だがそんな時――――運悪く、未来と椎野に見つかってしまう。 結人は二人に会っても何も言うことができなく素直に黙り込んでいると、気を遣ってくれたのか椎野が先に口を開いてくれた。
「どうしたんだよ? 用はもう終わったのか? あ、真宮もユイを追いかけていったけど、真宮とは会えたか?」
「・・・あぁ」
その問いに、彼から視線を外して答えていく。 そんな椎野に続けて――――未来も、淡々とした口調で質問をしてきた。
「御子紫は?」
「・・・」
―――やっぱりか。
未来が遠慮なしに、御子柴の名を口にする。 嫌な予想が的中するが、これは予め想定していたため今更戸惑うことはなかった。

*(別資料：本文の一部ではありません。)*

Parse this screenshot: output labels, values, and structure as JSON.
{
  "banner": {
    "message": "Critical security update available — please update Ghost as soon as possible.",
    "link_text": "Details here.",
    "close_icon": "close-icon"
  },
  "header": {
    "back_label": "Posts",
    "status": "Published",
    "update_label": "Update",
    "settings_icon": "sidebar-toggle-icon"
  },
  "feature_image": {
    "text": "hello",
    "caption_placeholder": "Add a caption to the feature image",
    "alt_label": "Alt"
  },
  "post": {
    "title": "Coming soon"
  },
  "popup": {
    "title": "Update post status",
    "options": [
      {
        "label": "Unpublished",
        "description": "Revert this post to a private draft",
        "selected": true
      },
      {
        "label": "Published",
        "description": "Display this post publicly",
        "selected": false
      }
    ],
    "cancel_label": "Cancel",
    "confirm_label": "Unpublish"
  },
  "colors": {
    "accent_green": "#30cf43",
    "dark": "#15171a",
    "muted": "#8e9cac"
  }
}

だけどこのままうじうじしていても駄目だと思い、二人には御子柴のことを話そうと意を決して口を開く。
「あのさ」
「「?」」
が――――なかなか、先の言葉が出てこない。
そんな意気地のない自分に呆れ、結人は思わず溜め息をついた。
「・・・悪い、やっぱり何でもねぇわ。 御子紫には今、真宮が付いているよ」
それだけを言い、もう一人になることは無理だと諦め、二人の返事を聞かずみんなのいる教室まで足を進めていく。
そして最初に座っていた席まで戻り目の前にある弁当へ視線を移すが、食欲がなく手を付けることができなかった。

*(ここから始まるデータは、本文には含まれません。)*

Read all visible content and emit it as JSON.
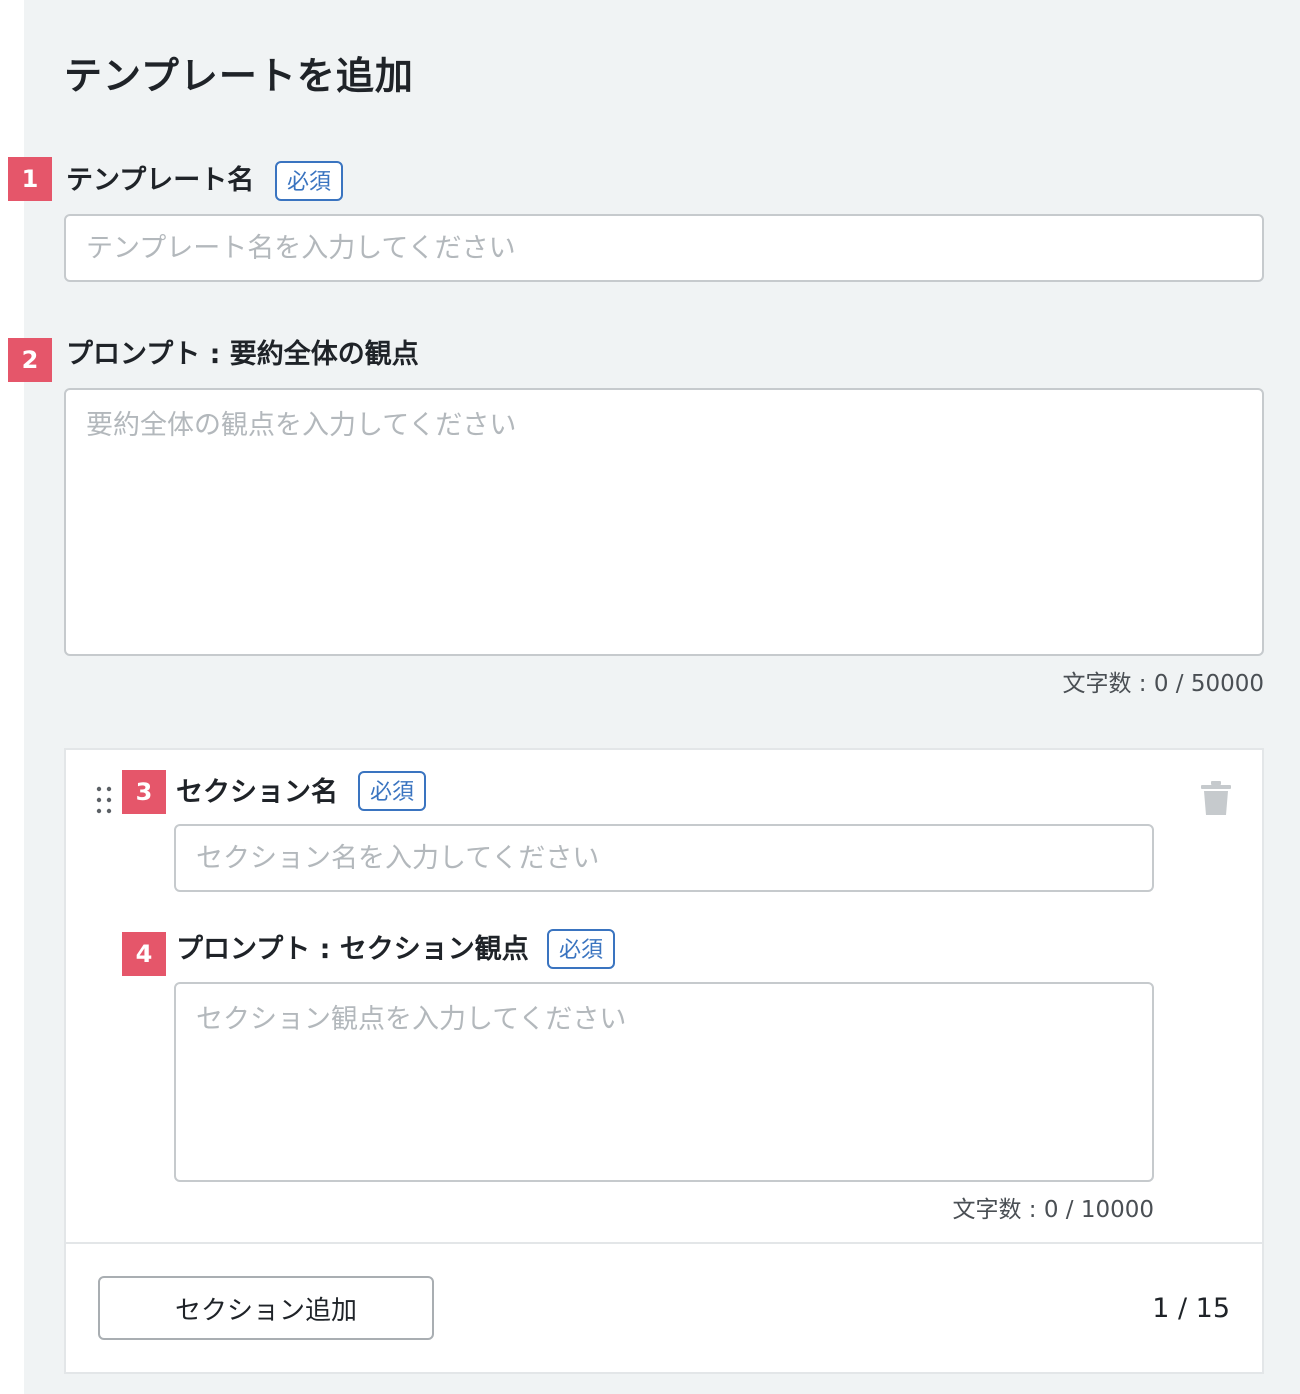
{
  "page": {
    "title": "テンプレートを追加"
  },
  "template_name": {
    "marker": "1",
    "label": "テンプレート名",
    "required_badge": "必須",
    "placeholder": "テンプレート名を入力してください",
    "value": ""
  },
  "overall_prompt": {
    "marker": "2",
    "label": "プロンプト : 要約全体の観点",
    "placeholder": "要約全体の観点を入力してください",
    "value": "",
    "char_count": "文字数 : 0 / 50000"
  },
  "section": {
    "name": {
      "marker": "3",
      "label": "セクション名",
      "required_badge": "必須",
      "placeholder": "セクション名を入力してください",
      "value": ""
    },
    "prompt": {
      "marker": "4",
      "label": "プロンプト : セクション観点",
      "required_badge": "必須",
      "placeholder": "セクション観点を入力してください",
      "value": "",
      "char_count": "文字数 : 0 / 10000"
    },
    "drag_handle_icon": "drag-handle-icon",
    "delete_icon": "trash-icon"
  },
  "footer": {
    "add_section_label": "セクション追加",
    "section_count": "1 / 15"
  },
  "colors": {
    "marker": "#e5566a",
    "badge": "#3a74c0",
    "panel_background": "#f0f3f4",
    "placeholder": "#b3b8bc"
  }
}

そんな結人を見かねたのか――――コウと優が、静かにこちらへやってくる。 この二人と真宮だけは、御子紫の事情を知っている者だった。
「ユイ、大丈夫?」
結人のことを心配して、優しく声をかけてくれる優。 そんな彼にあまり心配をかけないよう、柔らかい表情を作りながら言葉を返していく。
「あぁ、俺は平気だよ」
「そっか。 ・・・御子紫は、どう?」
「・・・」
“またか”と内心思いつつ、もう一度心の中で溜め息をついた。 だがそう聞かれても、御子紫に関しては実際のところ結人でもよく分かっていない。

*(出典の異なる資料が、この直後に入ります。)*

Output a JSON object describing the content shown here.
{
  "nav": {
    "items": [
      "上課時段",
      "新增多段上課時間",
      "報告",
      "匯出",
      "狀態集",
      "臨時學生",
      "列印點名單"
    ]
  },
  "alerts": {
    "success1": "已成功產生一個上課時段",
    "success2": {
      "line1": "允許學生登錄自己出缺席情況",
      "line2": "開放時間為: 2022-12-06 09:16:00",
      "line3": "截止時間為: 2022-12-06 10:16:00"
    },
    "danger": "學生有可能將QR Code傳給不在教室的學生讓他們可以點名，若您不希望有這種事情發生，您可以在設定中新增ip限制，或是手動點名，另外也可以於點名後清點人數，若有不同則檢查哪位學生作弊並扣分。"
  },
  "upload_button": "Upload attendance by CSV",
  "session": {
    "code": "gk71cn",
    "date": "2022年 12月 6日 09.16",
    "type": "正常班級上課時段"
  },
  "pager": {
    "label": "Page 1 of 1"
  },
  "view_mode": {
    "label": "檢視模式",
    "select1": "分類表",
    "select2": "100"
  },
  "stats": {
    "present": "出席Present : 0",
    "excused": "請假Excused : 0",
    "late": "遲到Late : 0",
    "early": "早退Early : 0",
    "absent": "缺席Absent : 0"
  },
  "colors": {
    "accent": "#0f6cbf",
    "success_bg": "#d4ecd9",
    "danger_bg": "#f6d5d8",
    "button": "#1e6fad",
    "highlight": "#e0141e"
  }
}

だから答えられないのは本当だった。 御子柴の事情をより把握し彼を助けるために、結人は追いかけたのだ。 だけど、何もしてあげることができなかった。
いや、それよりももっと最悪なことは――――御子柴に事情を聞けなかったのは意気地のない自分のせいだと分かっていながらも、彼を犠牲にしたことだった。
「アイツ、何があったのか話してくれないんだよ。 だからまずは、御子紫から事情を聞かないとな」
―――そんなことを言ってしまった自分は・・・最低だ。